(Image credit: Photo by editor Lin Zhijia)
AsianFin -- Ant Group, an affiliate company of Chinese conglomerate Alibaba Group, has developed AI training techniques using Chinese-made semiconductors that could reduce costs by 20%.
The fintech giant leveraged domestic chips from affiliates such as Alibaba Group Holding Ltd. and Huawei Technologies Co. to train models through the Mixture of Experts (MoE) machine learning approach, the sources said.
These models reportedly achieved performance levels comparable to those trained on Nvidia's H800 GPUs. While Ant continues to use Nvidia chips for AI development, it has increasingly turned to alternatives, including Advanced Micro Devices Inc. and other Chinese semiconductor providers, one source added.
Ant's latest development signals its entry into the intensifying competition between Chinese and U.S. firms to develop cutting-edge AI models. This race has gained momentum after DeepSeek demonstrated that highly capable AI models can be trained at a fraction of the cost spent by OpenAI and Alphabet Inc.'s Google.
The shift also underscores how Chinese companies are working to reduce reliance on Nvidia's advanced semiconductors, which are subject to U.S. export restrictions. While the H800 is not the most advanced Nvidia GPU, it remains one of the most powerful AI chips currently banned from sale to China.

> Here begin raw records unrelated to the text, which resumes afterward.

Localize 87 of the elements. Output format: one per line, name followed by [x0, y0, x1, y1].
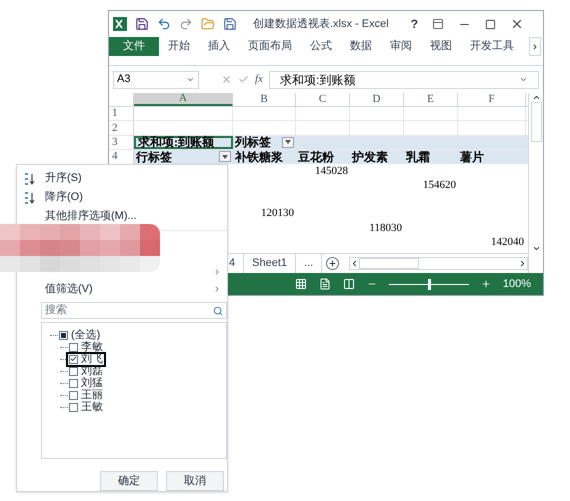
- checkbox[interactable]: [69, 342, 78, 352]
- column-header[interactable]: E: [404, 93, 458, 106]
- ribbon-tab[interactable]: 数据: [341, 37, 381, 56]
- page-break-icon[interactable]: [342, 278, 355, 290]
- column-header[interactable]: F: [458, 93, 526, 106]
- tree-item[interactable]: 王丽: [68, 390, 104, 400]
- search-icon: [213, 306, 223, 316]
- redo-icon[interactable]: [179, 17, 193, 31]
- ribbon-tab[interactable]: 文件: [109, 37, 159, 56]
- checkbox[interactable]: [69, 378, 78, 388]
- tree-item[interactable]: 王敏: [68, 402, 104, 412]
- zoom-slider[interactable]: [388, 278, 469, 290]
- checkbox[interactable]: [69, 390, 78, 400]
- zoom-level: 100%: [502, 276, 531, 292]
- ribbon-tab[interactable]: 开发工具: [461, 37, 523, 56]
- sort-descending-icon: [23, 192, 35, 204]
- column-header[interactable]: C: [296, 93, 350, 106]
- dropdown-icon[interactable]: [186, 75, 195, 84]
- menu-item[interactable]: 其他排序选项(M)...: [17, 207, 227, 226]
- caret-icon: [222, 154, 228, 159]
- table-cell-text: 154620: [422, 178, 457, 192]
- tree-item[interactable]: (全选): [58, 330, 102, 340]
- row-number: 1: [112, 106, 118, 122]
- dropdown-button[interactable]: [282, 136, 294, 148]
- ribbon-tab[interactable]: 页面布局: [239, 37, 301, 56]
- insert-function-button[interactable]: fx: [255, 71, 263, 88]
- table-cell: 列标签: [233, 136, 296, 149]
- vertical-scrollbar[interactable]: [528, 93, 543, 273]
- ribbon-tab[interactable]: 审阅: [381, 37, 421, 56]
- add-sheet-icon[interactable]: [326, 257, 340, 270]
- scroll-right-button[interactable]: [529, 37, 541, 56]
- chevron-right-icon: [531, 42, 539, 50]
- table-cell-text: 120130: [260, 206, 295, 221]
- maximize-icon[interactable]: [485, 18, 496, 30]
- title: 创建数据透视表.xlsx - Excel: [253, 16, 389, 32]
- table-cell-text: 142040: [490, 235, 525, 250]
- sort-ascending-icon: [23, 172, 35, 184]
- scroll-down-icon[interactable]: [532, 244, 540, 253]
- table-cell-text: 145028: [314, 164, 349, 178]
- scroll-up-icon[interactable]: [532, 93, 540, 102]
- zoom-thumb[interactable]: [428, 278, 431, 290]
- table-cell-text: 薯片: [459, 150, 485, 164]
- menu-item[interactable]: 值筛选(V): [17, 280, 227, 298]
- tree-item[interactable]: 刘猛: [68, 378, 104, 388]
- ribbon-tab[interactable]: 公式: [301, 37, 341, 56]
- menu-item[interactable]: 升序(S): [17, 169, 227, 188]
- expand-icon[interactable]: [519, 75, 528, 84]
- ribbon-tab[interactable]: 视图: [421, 37, 461, 56]
- dropdown-button[interactable]: [219, 151, 231, 162]
- name-box[interactable]: A3: [113, 70, 199, 88]
- cancel-button[interactable]: 取消: [166, 471, 224, 491]
- excel-logo-icon: [113, 17, 127, 31]
- table-cell-text: 118030: [368, 220, 403, 236]
- search-field[interactable]: 搜索: [41, 302, 227, 319]
- save-as-icon[interactable]: [223, 17, 237, 31]
- checkbox[interactable]: [69, 354, 78, 364]
- row-number: 2: [112, 120, 118, 136]
- ribbon-tab[interactable]: 插入: [199, 37, 239, 56]
- zoom-in-icon[interactable]: [480, 279, 491, 289]
- caret-icon: [285, 140, 291, 144]
- undo-icon[interactable]: [157, 17, 171, 31]
- row-number: 4: [112, 149, 118, 164]
- ribbon-display-icon[interactable]: [432, 18, 444, 30]
- help-button[interactable]: ?: [410, 15, 418, 33]
- table-cell-text: 护发素: [350, 150, 389, 164]
- tree-item[interactable]: 李敏: [68, 342, 104, 352]
- horizontal-scrollbar[interactable]: [349, 257, 528, 270]
- save-icon[interactable]: [135, 17, 149, 31]
- page-layout-icon[interactable]: [318, 278, 331, 290]
- scroll-thumb[interactable]: [530, 102, 542, 142]
- ribbon-tab[interactable]: 开始: [159, 37, 199, 56]
- column-header[interactable]: B: [233, 93, 296, 106]
- table-cell-text: 豆花粉: [297, 150, 335, 164]
- tree-item[interactable]: 刘磊: [68, 366, 104, 376]
- menu-item[interactable]: 降序(O): [17, 188, 227, 207]
- table-cell-text: 补铁糖浆: [234, 150, 284, 164]
- checkbox[interactable]: [69, 402, 78, 412]
- ok-button[interactable]: 确定: [100, 471, 158, 491]
- column-header[interactable]: A: [134, 93, 233, 106]
- normal-view-icon[interactable]: [294, 278, 307, 290]
- checkbox[interactable]: [59, 330, 68, 340]
- table-cell-text: 乳霜: [404, 150, 431, 164]
- formula-input[interactable]: 求和项:到账额: [268, 70, 539, 88]
- scroll-right-icon[interactable]: [518, 259, 527, 268]
- table-cell: 行标签: [134, 150, 233, 164]
- row-number: 3: [112, 134, 118, 150]
- column-header[interactable]: D: [350, 93, 404, 106]
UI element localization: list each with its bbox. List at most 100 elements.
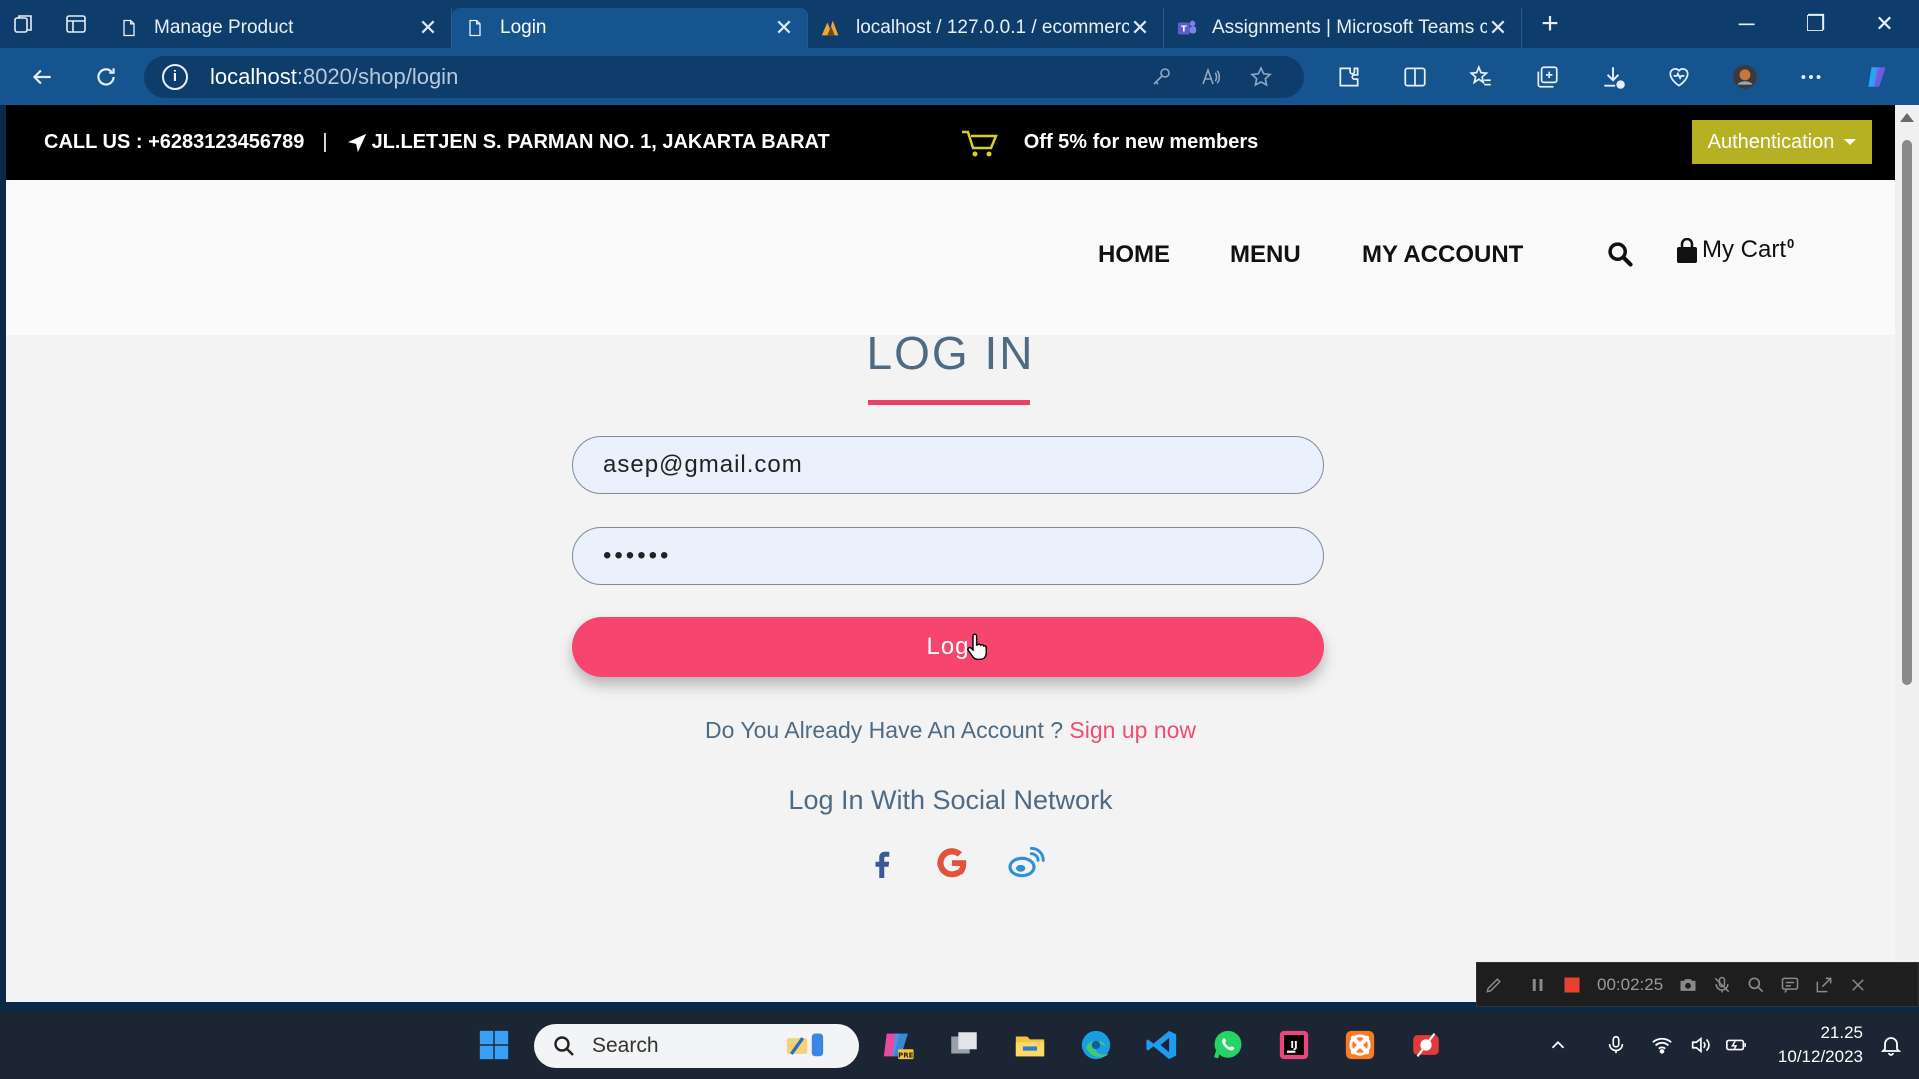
battery-icon[interactable] <box>1718 1034 1754 1056</box>
annotation-icon[interactable] <box>1773 975 1807 995</box>
page-scrollbar[interactable] <box>1895 105 1919 1002</box>
tab-title: Login <box>500 17 547 38</box>
tab-teams[interactable]: T Assignments | Microsoft Teams c ✕ <box>1164 8 1522 48</box>
tab-login[interactable]: Login ✕ <box>452 8 808 48</box>
page-icon <box>464 17 486 39</box>
notification-bell-icon[interactable] <box>1879 1033 1903 1057</box>
split-screen-icon[interactable] <box>1382 48 1448 105</box>
site-info-icon[interactable]: i <box>162 63 188 90</box>
cart-count: 0 <box>1787 236 1795 251</box>
close-tab-icon[interactable]: ✕ <box>773 15 795 41</box>
nav-home[interactable]: HOME <box>1098 241 1170 269</box>
phpmyadmin-icon <box>820 17 842 39</box>
tab-actions-icon[interactable] <box>52 0 100 48</box>
extensions-icon[interactable] <box>1316 48 1382 105</box>
social-login-title: Log In With Social Network <box>788 785 1113 815</box>
profile-avatar[interactable] <box>1712 48 1778 105</box>
taskbar-search[interactable]: Search <box>534 1024 859 1068</box>
browser-essentials-icon[interactable] <box>1646 48 1712 105</box>
intellij-app[interactable]: IJ <box>1271 1022 1317 1068</box>
show-hidden-icons[interactable] <box>1542 1034 1574 1056</box>
signup-link[interactable]: Sign up now <box>1069 717 1196 743</box>
authentication-dropdown[interactable]: Authentication <box>1692 120 1872 164</box>
close-tab-icon[interactable]: ✕ <box>1129 15 1151 41</box>
export-icon[interactable] <box>1807 975 1841 995</box>
caret-down-icon <box>1844 139 1857 145</box>
close-window-icon[interactable]: ✕ <box>1850 0 1919 48</box>
tab-manage-product[interactable]: Manage Product ✕ <box>106 8 452 48</box>
downloads-icon[interactable] <box>1580 48 1646 105</box>
close-tab-icon[interactable]: ✕ <box>1487 15 1509 41</box>
back-button[interactable] <box>10 48 74 105</box>
camera-icon[interactable] <box>1671 975 1705 995</box>
tab-title: localhost / 127.0.0.1 / ecommerc <box>856 17 1129 38</box>
favorite-star-icon[interactable] <box>1236 65 1286 89</box>
workspaces-icon[interactable] <box>0 0 48 48</box>
phone-number: CALL US : +6283123456789 <box>44 131 305 153</box>
read-aloud-icon[interactable] <box>1186 65 1236 89</box>
page-icon <box>118 17 140 39</box>
volume-icon[interactable] <box>1682 1034 1718 1056</box>
wifi-icon[interactable] <box>1642 1034 1682 1056</box>
hand-cursor-icon <box>967 633 987 660</box>
vscode-app[interactable] <box>1139 1022 1185 1068</box>
new-tab-button[interactable]: + <box>1528 4 1572 44</box>
nav-menu[interactable]: MENU <box>1230 241 1301 269</box>
copilot-pre-app[interactable]: PRE <box>875 1022 921 1068</box>
promo-text: Off 5% for new members <box>1023 131 1259 153</box>
signup-prompt-text: Do You Already Have An Account ? <box>704 717 1064 743</box>
file-explorer-app[interactable] <box>1007 1022 1053 1068</box>
google-login-button[interactable] <box>932 843 972 883</box>
stop-record-icon[interactable] <box>1555 975 1589 995</box>
close-recorder-icon[interactable] <box>1841 976 1875 994</box>
collections-icon[interactable] <box>1514 48 1580 105</box>
zoom-icon[interactable] <box>1739 975 1773 995</box>
my-cart-link[interactable]: My Cart 0 <box>1676 236 1794 264</box>
xampp-app[interactable] <box>1337 1022 1383 1068</box>
system-clock[interactable]: 21.25 10/12/2023 <box>1778 1021 1863 1069</box>
search-icon[interactable] <box>1606 240 1634 268</box>
url-path: :8020/shop/login <box>296 63 459 89</box>
tab-title: Manage Product <box>154 17 294 38</box>
whatsapp-app[interactable] <box>1205 1022 1251 1068</box>
pen-icon[interactable] <box>1477 975 1511 995</box>
windows-taskbar: Search PRE IJ 21.25 10/12/2023 <box>0 1011 1919 1079</box>
teams-icon: T <box>1176 17 1198 39</box>
key-icon[interactable] <box>1136 65 1186 89</box>
close-tab-icon[interactable]: ✕ <box>417 15 439 41</box>
scroll-up-icon[interactable] <box>1900 113 1914 122</box>
tab-phpmyadmin[interactable]: localhost / 127.0.0.1 / ecommerc ✕ <box>808 8 1164 48</box>
password-field[interactable]: •••••• <box>572 527 1324 585</box>
email-field[interactable]: asep@gmail.com <box>572 436 1324 494</box>
signup-prompt: Do You Already Have An Account ? Sign up… <box>6 717 1895 744</box>
edge-app[interactable] <box>1073 1022 1119 1068</box>
shopping-bag-icon <box>1677 238 1697 263</box>
restore-icon[interactable]: ❐ <box>1781 0 1850 48</box>
search-highlight-icon <box>786 1033 824 1057</box>
screen-recorder-app[interactable] <box>1403 1022 1449 1068</box>
refresh-button[interactable] <box>74 48 138 105</box>
pause-icon[interactable] <box>1521 975 1555 995</box>
microphone-icon[interactable] <box>1596 1033 1636 1057</box>
url-host: localhost <box>210 63 297 89</box>
facebook-icon <box>875 851 890 878</box>
copilot-icon[interactable] <box>1844 48 1910 105</box>
nav-my-account[interactable]: MY ACCOUNT <box>1362 241 1523 269</box>
login-button[interactable]: Log <box>572 617 1324 677</box>
microphone-muted-icon[interactable] <box>1705 975 1739 995</box>
search-icon <box>554 1036 574 1056</box>
start-button[interactable] <box>471 1022 517 1068</box>
taskbar-search-placeholder: Search <box>592 1034 659 1057</box>
weibo-login-button[interactable] <box>1006 843 1046 883</box>
address-bar[interactable]: i localhost:8020/shop/login <box>144 55 1304 98</box>
main-navbar: HOME MENU MY ACCOUNT My Cart 0 <box>6 180 1895 335</box>
favorites-icon[interactable] <box>1448 48 1514 105</box>
cart-label: My Cart <box>1702 236 1786 263</box>
more-options-icon[interactable] <box>1778 48 1844 105</box>
scrollbar-thumb[interactable] <box>1902 140 1912 685</box>
minimize-icon[interactable]: ─ <box>1712 0 1781 48</box>
svg-text:PRE: PRE <box>898 1050 914 1059</box>
task-view-app[interactable] <box>941 1022 987 1068</box>
facebook-login-button[interactable] <box>863 843 903 883</box>
page-title: LOG IN <box>866 327 1035 379</box>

This month, Ant published a research paper claiming that its AI models outperformed meta Platforms Inc. by certain benchmarks. While these claims have not be independently verified, such advancements could be significant if /confirm/ied. If Ant's technology performs as advertised, it could enhance China's AI development by lowering the cost of inference and supporting a wider range of AI applications.
The MoE machine learning technique, which Ant has adopted, has gained traction among AI leaders such as Google and DeepSeek. This method breaks down tasks into smaller specialized segments, much like a team of experts each handling different parts of a job, leading to more efficient processing.